Systems

Model Routing in Practice

Model Routing in Practice

A gateway underneath everything, subscription profiles run as fleet capacity, a usage heartbeat that auto-switches on rate limits, and Claude for speed, Codex for orchestration, Haiku for QA.

For six months I asked two vendors for the same feature and got nothing. So I built it myself. That is not a complaint, it is how model routing actually gets decided in practice: not by reading a comparison chart, but by hitting a wall with one vendor and routing around it with another.
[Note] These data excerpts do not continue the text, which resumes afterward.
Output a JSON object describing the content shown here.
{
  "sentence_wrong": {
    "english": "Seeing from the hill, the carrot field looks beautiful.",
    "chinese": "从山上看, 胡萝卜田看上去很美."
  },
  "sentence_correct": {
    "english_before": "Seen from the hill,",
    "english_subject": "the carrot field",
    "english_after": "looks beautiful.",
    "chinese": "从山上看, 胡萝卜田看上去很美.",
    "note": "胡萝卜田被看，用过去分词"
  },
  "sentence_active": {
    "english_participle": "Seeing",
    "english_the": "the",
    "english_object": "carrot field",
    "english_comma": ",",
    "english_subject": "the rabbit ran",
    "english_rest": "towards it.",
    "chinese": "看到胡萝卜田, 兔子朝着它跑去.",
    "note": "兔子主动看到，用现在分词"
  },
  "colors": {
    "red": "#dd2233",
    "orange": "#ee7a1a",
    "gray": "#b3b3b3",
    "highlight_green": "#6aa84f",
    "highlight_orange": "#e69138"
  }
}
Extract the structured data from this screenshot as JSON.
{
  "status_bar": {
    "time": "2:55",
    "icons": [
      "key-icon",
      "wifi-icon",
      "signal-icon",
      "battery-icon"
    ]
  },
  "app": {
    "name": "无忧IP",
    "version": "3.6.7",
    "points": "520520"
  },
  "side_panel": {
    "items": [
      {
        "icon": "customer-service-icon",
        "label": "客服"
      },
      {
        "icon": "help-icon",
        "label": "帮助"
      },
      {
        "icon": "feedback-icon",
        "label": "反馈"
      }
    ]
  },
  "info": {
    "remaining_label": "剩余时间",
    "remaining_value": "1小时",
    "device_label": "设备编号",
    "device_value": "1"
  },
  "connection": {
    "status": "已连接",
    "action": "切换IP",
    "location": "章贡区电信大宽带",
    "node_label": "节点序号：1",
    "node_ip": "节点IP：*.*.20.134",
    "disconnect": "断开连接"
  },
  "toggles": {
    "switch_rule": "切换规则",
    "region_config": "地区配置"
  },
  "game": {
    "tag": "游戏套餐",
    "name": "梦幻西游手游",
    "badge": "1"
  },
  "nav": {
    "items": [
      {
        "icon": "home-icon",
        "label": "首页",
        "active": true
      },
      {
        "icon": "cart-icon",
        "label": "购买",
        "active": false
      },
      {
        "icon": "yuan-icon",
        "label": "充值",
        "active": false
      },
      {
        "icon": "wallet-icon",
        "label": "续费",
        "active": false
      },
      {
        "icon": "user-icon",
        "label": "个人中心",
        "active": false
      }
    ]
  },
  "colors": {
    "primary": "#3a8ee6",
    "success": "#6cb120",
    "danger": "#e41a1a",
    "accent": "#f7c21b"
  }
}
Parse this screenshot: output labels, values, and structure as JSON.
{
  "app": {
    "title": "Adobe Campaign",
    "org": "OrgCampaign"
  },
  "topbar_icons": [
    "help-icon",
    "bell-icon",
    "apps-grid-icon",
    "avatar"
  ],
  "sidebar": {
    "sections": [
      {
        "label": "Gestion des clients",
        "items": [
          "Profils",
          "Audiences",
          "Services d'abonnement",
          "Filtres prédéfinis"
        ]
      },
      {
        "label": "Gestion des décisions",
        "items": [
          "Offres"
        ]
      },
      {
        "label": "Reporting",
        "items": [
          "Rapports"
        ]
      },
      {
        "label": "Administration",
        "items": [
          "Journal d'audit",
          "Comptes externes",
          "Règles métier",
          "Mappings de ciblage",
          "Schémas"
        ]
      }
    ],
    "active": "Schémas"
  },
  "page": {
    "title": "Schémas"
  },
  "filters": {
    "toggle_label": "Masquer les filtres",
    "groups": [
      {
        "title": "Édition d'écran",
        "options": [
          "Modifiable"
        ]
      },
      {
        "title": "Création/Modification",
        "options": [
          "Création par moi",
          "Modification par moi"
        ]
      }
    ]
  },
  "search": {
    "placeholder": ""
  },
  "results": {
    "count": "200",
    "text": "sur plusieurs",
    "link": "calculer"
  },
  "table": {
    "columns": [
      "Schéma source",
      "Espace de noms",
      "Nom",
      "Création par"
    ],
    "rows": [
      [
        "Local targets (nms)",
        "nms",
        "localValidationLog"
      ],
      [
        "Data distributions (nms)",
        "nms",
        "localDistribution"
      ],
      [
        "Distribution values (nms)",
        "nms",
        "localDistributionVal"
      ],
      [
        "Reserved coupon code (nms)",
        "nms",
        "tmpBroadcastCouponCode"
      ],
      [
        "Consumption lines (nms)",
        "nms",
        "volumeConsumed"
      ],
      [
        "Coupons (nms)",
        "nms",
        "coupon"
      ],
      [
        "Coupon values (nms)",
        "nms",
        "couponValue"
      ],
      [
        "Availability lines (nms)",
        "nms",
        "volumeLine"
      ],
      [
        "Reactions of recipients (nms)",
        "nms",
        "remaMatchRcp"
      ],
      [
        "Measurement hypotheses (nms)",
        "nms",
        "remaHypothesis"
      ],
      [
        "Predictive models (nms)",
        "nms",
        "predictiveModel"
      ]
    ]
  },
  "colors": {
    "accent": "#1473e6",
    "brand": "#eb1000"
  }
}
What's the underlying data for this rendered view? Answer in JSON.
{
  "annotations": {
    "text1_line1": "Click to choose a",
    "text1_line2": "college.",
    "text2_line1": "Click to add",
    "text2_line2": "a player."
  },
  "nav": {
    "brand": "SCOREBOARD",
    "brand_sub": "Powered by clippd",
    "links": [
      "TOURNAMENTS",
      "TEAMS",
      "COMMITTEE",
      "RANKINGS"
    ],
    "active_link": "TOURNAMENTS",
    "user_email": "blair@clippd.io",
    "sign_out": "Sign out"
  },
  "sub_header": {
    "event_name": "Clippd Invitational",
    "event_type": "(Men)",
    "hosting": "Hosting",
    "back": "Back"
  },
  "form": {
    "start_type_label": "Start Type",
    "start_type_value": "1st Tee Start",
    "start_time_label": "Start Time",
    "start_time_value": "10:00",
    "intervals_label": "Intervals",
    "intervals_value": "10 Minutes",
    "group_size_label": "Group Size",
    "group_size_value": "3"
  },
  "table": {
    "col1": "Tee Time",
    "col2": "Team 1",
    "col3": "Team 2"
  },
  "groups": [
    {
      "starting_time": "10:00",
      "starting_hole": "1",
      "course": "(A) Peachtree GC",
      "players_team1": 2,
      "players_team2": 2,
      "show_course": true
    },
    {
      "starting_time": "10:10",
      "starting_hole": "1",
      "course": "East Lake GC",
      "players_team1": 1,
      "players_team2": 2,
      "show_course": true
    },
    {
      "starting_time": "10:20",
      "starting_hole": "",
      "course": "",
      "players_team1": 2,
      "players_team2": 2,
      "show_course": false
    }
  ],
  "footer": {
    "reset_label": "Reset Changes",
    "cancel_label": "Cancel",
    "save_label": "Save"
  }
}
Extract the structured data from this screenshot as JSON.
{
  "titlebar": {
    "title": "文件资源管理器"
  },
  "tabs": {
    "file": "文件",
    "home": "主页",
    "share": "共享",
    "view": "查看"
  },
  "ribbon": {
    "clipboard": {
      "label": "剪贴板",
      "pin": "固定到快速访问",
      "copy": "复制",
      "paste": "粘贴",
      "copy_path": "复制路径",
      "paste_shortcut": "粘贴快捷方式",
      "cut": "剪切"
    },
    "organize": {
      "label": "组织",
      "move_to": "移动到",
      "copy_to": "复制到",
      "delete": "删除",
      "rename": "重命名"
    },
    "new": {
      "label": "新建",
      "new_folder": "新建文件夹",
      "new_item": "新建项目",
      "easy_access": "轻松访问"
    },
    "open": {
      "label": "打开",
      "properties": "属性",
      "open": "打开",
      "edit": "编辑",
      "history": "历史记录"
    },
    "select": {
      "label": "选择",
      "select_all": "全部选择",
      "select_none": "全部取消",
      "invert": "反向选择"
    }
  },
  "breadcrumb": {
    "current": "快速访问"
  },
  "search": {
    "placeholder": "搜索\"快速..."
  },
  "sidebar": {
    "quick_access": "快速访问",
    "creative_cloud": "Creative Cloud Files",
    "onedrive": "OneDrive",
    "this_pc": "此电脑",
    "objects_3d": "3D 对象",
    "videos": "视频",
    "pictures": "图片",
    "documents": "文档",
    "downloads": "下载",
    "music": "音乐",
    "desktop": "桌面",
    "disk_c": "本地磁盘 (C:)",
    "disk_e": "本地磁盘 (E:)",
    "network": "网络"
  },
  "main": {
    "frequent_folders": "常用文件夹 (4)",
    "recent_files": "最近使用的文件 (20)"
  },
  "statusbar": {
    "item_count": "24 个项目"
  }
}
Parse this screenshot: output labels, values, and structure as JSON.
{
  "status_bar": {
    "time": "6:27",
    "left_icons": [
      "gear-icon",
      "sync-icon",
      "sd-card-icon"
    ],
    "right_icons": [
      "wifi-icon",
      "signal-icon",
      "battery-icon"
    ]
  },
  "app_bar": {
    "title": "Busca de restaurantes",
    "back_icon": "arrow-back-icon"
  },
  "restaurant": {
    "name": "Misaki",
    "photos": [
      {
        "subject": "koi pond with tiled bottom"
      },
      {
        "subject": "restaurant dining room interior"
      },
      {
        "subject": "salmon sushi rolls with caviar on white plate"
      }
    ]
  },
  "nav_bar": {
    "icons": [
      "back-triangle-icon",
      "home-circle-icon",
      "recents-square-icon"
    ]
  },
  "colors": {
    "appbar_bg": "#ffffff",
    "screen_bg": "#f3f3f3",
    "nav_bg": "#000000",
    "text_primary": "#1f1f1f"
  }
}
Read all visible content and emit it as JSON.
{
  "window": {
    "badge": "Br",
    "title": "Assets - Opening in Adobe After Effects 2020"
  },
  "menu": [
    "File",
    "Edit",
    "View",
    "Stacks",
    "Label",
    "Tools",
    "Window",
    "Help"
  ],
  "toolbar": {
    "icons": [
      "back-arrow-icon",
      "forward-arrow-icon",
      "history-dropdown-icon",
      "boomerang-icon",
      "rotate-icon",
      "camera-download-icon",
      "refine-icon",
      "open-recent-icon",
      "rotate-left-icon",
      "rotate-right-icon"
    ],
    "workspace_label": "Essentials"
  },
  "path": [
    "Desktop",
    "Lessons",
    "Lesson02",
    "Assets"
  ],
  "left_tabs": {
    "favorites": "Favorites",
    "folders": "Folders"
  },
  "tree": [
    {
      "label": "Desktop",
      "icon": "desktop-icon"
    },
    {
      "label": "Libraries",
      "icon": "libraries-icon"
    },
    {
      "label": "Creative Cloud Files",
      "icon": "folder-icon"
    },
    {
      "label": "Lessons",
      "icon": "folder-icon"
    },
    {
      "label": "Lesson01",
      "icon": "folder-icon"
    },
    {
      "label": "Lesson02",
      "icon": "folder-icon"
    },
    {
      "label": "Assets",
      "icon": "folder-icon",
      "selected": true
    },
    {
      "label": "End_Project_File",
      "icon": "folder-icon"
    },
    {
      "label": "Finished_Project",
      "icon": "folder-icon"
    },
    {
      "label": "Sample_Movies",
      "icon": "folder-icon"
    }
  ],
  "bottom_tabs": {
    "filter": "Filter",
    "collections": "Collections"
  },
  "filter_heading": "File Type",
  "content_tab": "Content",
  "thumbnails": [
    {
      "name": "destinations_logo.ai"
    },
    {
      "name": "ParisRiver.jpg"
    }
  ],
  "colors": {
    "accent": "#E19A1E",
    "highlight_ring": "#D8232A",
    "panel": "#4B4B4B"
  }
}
The wall, in my case, was scheduled execution. I wanted loops — recurring, unattended agent runs — in the CLI, and I said so, repeatedly, in public, to the people who run Codex and to the people who run Claude Code. Neither shipped it on my timeline. So the gap became a product: a local daemon for persistent loops and workflows that survives restarts and records every run, wired to guarded adapters for whichever coding agent CLI is doing the actual work that day. Ask a vendor for six months, then build the missing piece yourself. That is the honest origin story of half of what we run.

That gap did not appear out of nowhere. Both vendors run their own feedback loops in public, fielding feature requests directly, and I used nearly every one of those openings to ask for something specific: queued messages so a prompt does not get lost mid-turn, background hooks that do not depend on an active session, visibility into what a sub-agent is actually doing while it works. Some of it shipped eventually. Loops never did, on either side, for long enough that building it stopped being optional. Vendor responsiveness is itself a routing signal — if a gap stays open for months after you have flagged it clearly, that is information about which vendor to lean on for what, not just a complaint to keep repeating.

Multi-provider is not an ideology, it is a hedge against exactly that kind of gap. My daily-driver CLI is a modified derivative of OpenAI's Codex that grew a gateway layer above the providers, multi-profile subscription auth, and a usage-heartbeat daemon that auto-switches profiles the moment a rate limit hits. None of that exists because one vendor is bad. It exists because every vendor eventually rate-limits you, ships a feature slower than you need it, or has an outage on the one day you cannot afford one, and a single-provider setup has no answer for that day.

The auth-profile mechanic underneath all of this is deliberately boring: a named profile per login, switchable from the command line, so a work identity and a personal identity and a rate-limited-for-the-day identity can all sit side by side without fighting over the same token. Boring is the right call here. The interesting part of routing should be which model handles which job, not whether the CLI remembers which account you meant.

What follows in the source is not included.